Home London News London risks more police skills shortages after Brexit, over 1,000 police officers are from the EU

London risks more police skills shortages after Brexit, over 1,000 police officers are from the EU

29th Aug 17 10:38 am

Government must ensure vital public services are not stretched post-Brexit

Three per cent of London’s police force is made up of EU nationals, emphasising the talent that the UK could lose as a result of Brexit, according to new data released exclusively by Opal Transfer, the leading European money transfer service.

Of the 40,603 police officers, staff, and community support officers, there are 1,038 police officers, staff, and community support officers that are EU nationals currently working for the Metropolitan Police in London.

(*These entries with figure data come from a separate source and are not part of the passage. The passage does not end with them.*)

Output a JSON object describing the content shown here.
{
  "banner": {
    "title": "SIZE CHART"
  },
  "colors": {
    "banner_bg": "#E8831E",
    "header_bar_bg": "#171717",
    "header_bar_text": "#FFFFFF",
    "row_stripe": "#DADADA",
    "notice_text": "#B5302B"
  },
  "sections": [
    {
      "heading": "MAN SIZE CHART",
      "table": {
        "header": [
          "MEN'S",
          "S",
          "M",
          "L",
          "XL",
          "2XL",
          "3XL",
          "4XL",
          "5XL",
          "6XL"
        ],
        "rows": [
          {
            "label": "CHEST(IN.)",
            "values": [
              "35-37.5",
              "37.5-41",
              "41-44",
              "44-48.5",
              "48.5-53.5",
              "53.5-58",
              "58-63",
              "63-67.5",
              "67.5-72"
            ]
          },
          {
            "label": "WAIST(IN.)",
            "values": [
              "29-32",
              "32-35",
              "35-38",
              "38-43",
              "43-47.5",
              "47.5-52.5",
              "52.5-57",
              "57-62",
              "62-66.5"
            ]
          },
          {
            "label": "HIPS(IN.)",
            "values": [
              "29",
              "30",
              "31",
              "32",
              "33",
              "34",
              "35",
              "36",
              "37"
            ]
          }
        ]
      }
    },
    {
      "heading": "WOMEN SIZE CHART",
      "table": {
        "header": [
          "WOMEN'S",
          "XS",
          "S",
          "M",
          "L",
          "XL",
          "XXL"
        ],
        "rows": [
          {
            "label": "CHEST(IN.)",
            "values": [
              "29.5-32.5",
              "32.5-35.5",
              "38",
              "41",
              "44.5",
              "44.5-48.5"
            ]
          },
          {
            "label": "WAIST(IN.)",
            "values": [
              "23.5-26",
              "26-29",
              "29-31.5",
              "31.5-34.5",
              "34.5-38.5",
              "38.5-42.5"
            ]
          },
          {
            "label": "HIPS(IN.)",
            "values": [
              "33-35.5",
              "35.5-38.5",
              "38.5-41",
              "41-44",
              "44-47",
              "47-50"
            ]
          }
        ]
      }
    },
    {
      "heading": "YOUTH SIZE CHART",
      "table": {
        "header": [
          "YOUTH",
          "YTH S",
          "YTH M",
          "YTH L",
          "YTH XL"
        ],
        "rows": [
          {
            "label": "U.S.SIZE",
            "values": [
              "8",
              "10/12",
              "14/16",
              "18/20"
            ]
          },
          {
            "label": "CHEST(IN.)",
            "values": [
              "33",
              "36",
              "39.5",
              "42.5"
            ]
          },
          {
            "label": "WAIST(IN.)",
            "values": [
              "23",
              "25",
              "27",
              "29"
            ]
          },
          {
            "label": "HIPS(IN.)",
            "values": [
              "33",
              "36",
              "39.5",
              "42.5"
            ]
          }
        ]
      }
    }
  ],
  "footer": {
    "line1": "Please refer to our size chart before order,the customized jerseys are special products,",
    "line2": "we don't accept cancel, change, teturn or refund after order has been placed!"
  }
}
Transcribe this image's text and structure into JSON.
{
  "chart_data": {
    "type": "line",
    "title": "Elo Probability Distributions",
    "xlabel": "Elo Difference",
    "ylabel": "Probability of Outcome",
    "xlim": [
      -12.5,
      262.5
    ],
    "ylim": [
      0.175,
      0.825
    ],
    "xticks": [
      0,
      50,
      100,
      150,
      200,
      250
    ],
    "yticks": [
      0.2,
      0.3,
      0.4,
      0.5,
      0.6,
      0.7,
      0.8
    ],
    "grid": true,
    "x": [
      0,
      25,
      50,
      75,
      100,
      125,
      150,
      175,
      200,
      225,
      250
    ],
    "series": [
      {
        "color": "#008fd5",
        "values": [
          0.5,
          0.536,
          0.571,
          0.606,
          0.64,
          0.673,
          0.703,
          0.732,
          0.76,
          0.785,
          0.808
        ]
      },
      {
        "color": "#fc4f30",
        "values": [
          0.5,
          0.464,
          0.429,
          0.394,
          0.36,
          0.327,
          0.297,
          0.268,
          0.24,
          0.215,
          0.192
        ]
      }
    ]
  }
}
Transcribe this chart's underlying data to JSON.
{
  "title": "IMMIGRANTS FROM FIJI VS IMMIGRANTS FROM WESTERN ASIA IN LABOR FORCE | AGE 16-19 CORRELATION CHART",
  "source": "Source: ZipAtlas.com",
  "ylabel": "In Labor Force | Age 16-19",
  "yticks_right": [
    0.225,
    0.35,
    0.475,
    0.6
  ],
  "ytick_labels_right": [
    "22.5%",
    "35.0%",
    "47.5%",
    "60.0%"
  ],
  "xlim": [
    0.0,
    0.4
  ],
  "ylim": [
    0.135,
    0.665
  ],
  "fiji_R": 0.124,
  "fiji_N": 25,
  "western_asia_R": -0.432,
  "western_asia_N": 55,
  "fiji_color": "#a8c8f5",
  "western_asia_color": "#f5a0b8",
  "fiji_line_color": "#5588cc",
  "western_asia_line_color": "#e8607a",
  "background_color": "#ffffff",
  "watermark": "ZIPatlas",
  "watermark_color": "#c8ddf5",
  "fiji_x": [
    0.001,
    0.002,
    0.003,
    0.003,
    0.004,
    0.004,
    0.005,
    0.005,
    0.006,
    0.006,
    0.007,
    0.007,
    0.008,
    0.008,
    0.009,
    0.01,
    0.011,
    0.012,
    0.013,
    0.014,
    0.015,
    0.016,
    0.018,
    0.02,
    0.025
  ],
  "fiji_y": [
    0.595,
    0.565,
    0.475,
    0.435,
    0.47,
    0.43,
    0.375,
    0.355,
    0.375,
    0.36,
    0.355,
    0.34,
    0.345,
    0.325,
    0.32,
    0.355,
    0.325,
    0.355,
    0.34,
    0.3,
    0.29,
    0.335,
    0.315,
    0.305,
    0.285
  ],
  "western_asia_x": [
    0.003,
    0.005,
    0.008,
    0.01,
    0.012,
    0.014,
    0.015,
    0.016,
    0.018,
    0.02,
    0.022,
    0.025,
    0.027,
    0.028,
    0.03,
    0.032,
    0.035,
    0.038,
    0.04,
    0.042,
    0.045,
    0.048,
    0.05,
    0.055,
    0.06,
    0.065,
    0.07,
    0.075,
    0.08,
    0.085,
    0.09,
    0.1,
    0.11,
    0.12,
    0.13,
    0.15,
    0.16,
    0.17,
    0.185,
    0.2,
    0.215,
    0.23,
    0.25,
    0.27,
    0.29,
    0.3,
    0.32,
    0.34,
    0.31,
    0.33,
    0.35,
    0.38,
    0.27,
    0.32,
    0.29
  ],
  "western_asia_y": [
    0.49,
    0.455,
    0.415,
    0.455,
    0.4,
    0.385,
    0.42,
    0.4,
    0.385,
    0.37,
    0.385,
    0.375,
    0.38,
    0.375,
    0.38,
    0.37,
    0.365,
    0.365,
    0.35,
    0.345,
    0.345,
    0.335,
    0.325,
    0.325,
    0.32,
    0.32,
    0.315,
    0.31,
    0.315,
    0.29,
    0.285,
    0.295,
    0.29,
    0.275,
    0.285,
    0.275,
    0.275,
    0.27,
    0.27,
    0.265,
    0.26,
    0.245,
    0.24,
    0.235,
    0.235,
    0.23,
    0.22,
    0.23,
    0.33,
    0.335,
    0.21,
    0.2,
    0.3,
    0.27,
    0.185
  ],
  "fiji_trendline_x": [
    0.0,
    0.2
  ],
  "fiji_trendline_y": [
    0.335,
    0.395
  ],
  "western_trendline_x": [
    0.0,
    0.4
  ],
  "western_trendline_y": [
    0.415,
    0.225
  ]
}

Irish (381), Polish (198), and Romanians (67) make up nearly two thirds (62 per cent) of all EU nationals working for the capital’s police.

Italian (63), Portuguese (49), and Lithuanian (42) are the other EU-countries in the Top 10 nationalities that make up the Metropolitan Police.

Opal Transfer says that this highlights the talent that the Metropolitan Police stands to lose should Brexit result in stricter immigration policies.

Opal Transfer adds that any restrictions on the number of EU-nationals allowed to come to the UK could mean the Met Police misses out on some of the best talent available. Without its European staff, London’s police force would be weaker.

Policing was a key issue in the recent General Election, and reported staffing crises would not be helped by stricter immigration policies post-Brexit that could prevent potential recruits entering the UK.

Gita Petkevica, director of Opal Transfer, said: “It’s clear that the best police force is the one that can attract the best recruits from the broadest pool of talent. Anything that reduces the number of applicants from non-UK nationals would work against that.”

“The Government has to consider the impact that tightening immigration rules on EU nationals could have on the police and wider public services.”

“It could be a case of the Government cutting their nose off to spite its face – London’s public services are already stretched.”